The Snow Gum belongs to the family of myrtles which have the taxonomical name of Myrtaceae. The snow gum is one of the eucalypts - Eucalyptus pauciflora, pauciflora meaning ‘few flowers’ but that is a misnomer as the tree has a profuse and frequent display of beautiful, white flowers, highly attractive to bees and birds.
The Snow Gum is also known as the Cabbage Gum, Cabbage Ash, Weeping Gum and White Sallee. There are several sub-species which are regarded by some botanists as separate species.
The Snow gum is a small tree or large shrub and is native to eastern Australia. It has a wide distribution and is most common in the subalpine habitats, primarily in the Snowy Mountains. They occur in open woodlands between 1300 and 1800 metres in Victoria, Tasmania and New South Wales and mark the limit of the tree line. It is the most cold tolerant of the eucalypts and has been introduced into Norway. One of the sub-species, Eucalyptus niphophila can survive temperatures as low as -18°C.
Snow gums regenerate easily from seed, epicormic shoots below the back and from lignotubers. Lignotubers are large underground swellings which attach to the underground root system. Lignotubers store carbohydrates and help young trees to regenerate after a fire.
Eucalyptus pauciflora is a very slow grower but is also long-lived. Once they are established, the rate of growth increases a little. They have a fibrous root system and can be transplanted as large specimens. It is used locally for fence posts and firewood. It also has value in providing windbreaks and shade. It is a popular with apiarists, and eucalyptus oil is recognised as having many medicinal qualities. The large gum nuts make it attractive as a specimen tree. Eucalyptus trees have many medicinal qualities. Eucalyptus oil is recognised as an aid in easing congestion and muscle soreness, aiding digestion and preventing infection. Its essential oils are used in soaps and shampoos.

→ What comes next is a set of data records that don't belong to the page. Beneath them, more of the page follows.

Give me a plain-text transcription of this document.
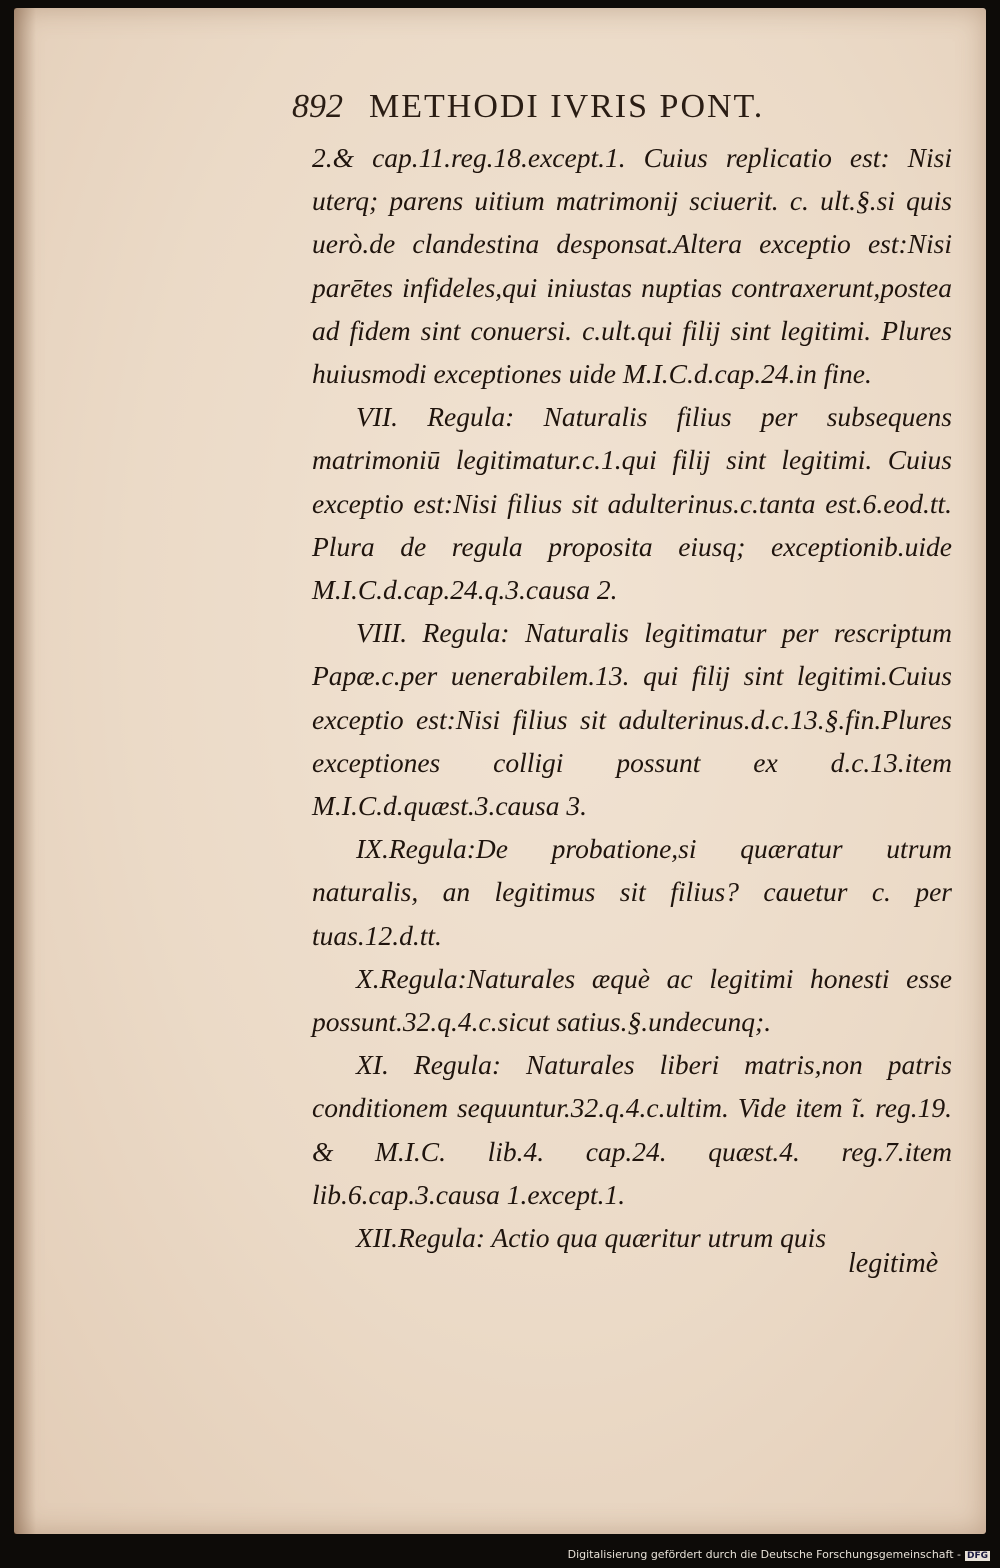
892 METHODI IVRIS PONT.

2.& cap.11.reg.18.except.1. Cuius replicatio est: Nisi uterq; parens uitium matrimonij sciuerit. c. ult.§.si quis uerò.de clandestina desponsat.Altera exceptio est:Nisi parētes infideles,qui iniustas nuptias contraxerunt,postea ad fidem sint conuersi. c.ult.qui filij sint legitimi. Plures huiusmodi exceptiones uide M.I.C.d.cap.24.in fine.

VII. Regula: Naturalis filius per subsequens matrimoniū legitimatur.c.1.qui filij sint legitimi. Cuius exceptio est:Nisi filius sit adulterinus.c.tanta est.6.eod.tt. Plura de regula proposita eiusq; exceptionib.uide M.I.C.d.cap.24.q.3.causa 2.

VIII. Regula: Naturalis legitimatur per rescriptum Papæ.c.per uenerabilem.13. qui filij sint legitimi.Cuius exceptio est:Nisi filius sit adulterinus.d.c.13.§.fin.Plures exceptiones colligi possunt ex d.c.13.item M.I.C.d.quæst.3.causa 3.

IX.Regula:De probatione,si quæratur utrum naturalis, an legitimus sit filius? cauetur c. per tuas.12.d.tt.

X.Regula:Naturales æquè ac legitimi honesti esse possunt.32.q.4.c.sicut satius.§.undecunq;.

XI. Regula: Naturales liberi matris,non patris conditionem sequuntur.32.q.4.c.ultim. Vide item ĩ. reg.19. & M.I.C. lib.4. cap.24. quæst.4. reg.7.item lib.6.cap.3.causa 1.except.1.

XII.Regula: Actio qua quæritur utrum quis

legitimè
Digitalisierung gefördert durch die Deutsche Forschungsgemeinschaft - DFG
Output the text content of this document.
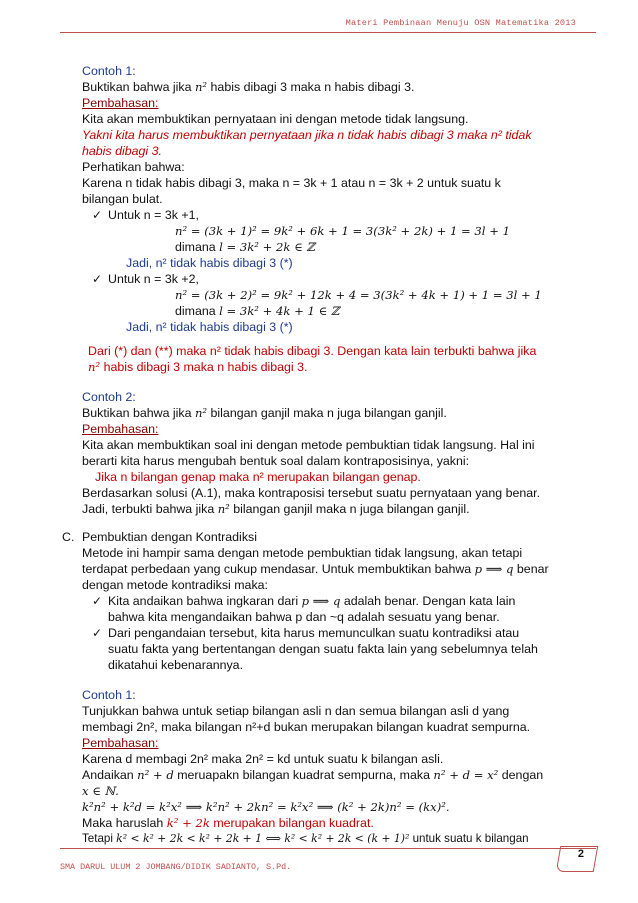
Materi Pembinaan Menuju OSN Matematika 2013
Contoh 1:
Buktikan bahwa jika n² habis dibagi 3 maka n habis dibagi 3.
Pembahasan:
Kita akan membuktikan pernyataan ini dengan metode tidak langsung.
Yakni kita harus membuktikan pernyataan jika n tidak habis dibagi 3 maka n² tidak
habis dibagi 3.
Perhatikan bahwa:
Karena n tidak habis dibagi 3, maka n = 3k + 1 atau n = 3k + 2 untuk suatu k
bilangan bulat.
✓ Untuk n = 3k +1,
n² = (3k + 1)² = 9k² + 6k + 1 = 3(3k² + 2k) + 1 = 3l + 1
dimana l = 3k² + 2k ∈ ℤ
Jadi, n² tidak habis dibagi 3 (*)
✓ Untuk n = 3k +2,
n² = (3k + 2)² = 9k² + 12k + 4 = 3(3k² + 4k + 1) + 1 = 3l + 1
dimana l = 3k² + 4k + 1 ∈ ℤ
Jadi, n² tidak habis dibagi 3 (*)
Dari (*) dan (**) maka n² tidak habis dibagi 3. Dengan kata lain terbukti bahwa jika
n² habis dibagi 3 maka n habis dibagi 3.
Contoh 2:
Buktikan bahwa jika n² bilangan ganjil maka n juga bilangan ganjil.
Pembahasan:
Kita akan membuktikan soal ini dengan metode pembuktian tidak langsung. Hal ini
berarti kita harus mengubah bentuk soal dalam kontraposisinya, yakni:
Jika n bilangan genap maka n² merupakan bilangan genap.
Berdasarkan solusi (A.1), maka kontraposisi tersebut suatu pernyataan yang benar.
Jadi, terbukti bahwa jika n² bilangan ganjil maka n juga bilangan ganjil.
C. Pembuktian dengan Kontradiksi
Metode ini hampir sama dengan metode pembuktian tidak langsung, akan tetapi
terdapat perbedaan yang cukup mendasar. Untuk membuktikan bahwa p ⟹ q benar
dengan metode kontradiksi maka:
✓ Kita andaikan bahwa ingkaran dari p ⟹ q adalah benar. Dengan kata lain
bahwa kita mengandaikan bahwa p dan ~q adalah sesuatu yang benar.
✓ Dari pengandaian tersebut, kita harus memunculkan suatu kontradiksi atau
suatu fakta yang bertentangan dengan suatu fakta lain yang sebelumnya telah
dikatahui kebenarannya.
Contoh 1:
Tunjukkan bahwa untuk setiap bilangan asli n dan semua bilangan asli d yang
membagi 2n², maka bilangan n²+d bukan merupakan bilangan kuadrat sempurna.
Pembahasan:
Karena d membagi 2n² maka 2n² = kd untuk suatu k bilangan asli.
Andaikan n² + d meruapakn bilangan kuadrat sempurna, maka n² + d = x² dengan
x ∈ ℕ.
k²n² + k²d = k²x² ⟹ k²n² + 2kn² = k²x² ⟹ (k² + 2k)n² = (kx)².
Maka haruslah k² + 2k merupakan bilangan kuadrat.
Tetapi k² < k² + 2k < k² + 2k + 1 ⟺ k² < k² + 2k < (k + 1)² untuk suatu k bilangan
2
SMA DARUL ULUM 2 JOMBANG/DIDIK SADIANTO, S.Pd.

It is relatively adaptable appearing on mountain slopes, exposed ridge tops and tablelands. It withstands snow and ice but is also occasionally found almost at sea level. Although it prefers well-drained soil and colder areas, it can cope with shallow rocky soils, and both dry and wet locations.
Due to the adverse conditions of its natural environment, the tree normally grows only 10 to 20 metres and may be gnarled and twisted with a short, crooked bole. Only rarely does it grow to 30 metres with a nice, straight trunk. At high altitudes it is bushy and/or low and twisted from the buffeting it receives from the strong winds.
The numerous, twisting branches are most attractive. The bark is smooth and of varying colours from white to yellow and dark or light grey, although it may sometimes be a red-brown. The bark sheds in strips or patches leaving a smooth surface with a mottled appearance. The surface is often conspicuously marked with scribbles caused by insect larvae. The leaves are thick and waxy with many oil glands and a broad curving shape. The leaves are generally a broad lance shape with distinct lateral veins. Veins in the leaves are almost parallel to the midrib. The glossy, glistening leaves make the snow gum easily recognised. The snow gum does not lose its leaves in winter. With the weight of the snow, the boughs ‘weeps’ and bend lower and lower until eventually the snow falls to the ground.
The heartwood is a light pinkish brown with many gum veins. It is used locally for firewood and fence posts but has value as a shade- and shelter-tree as well.
The snow gum is one of many attractive eucalypt trees.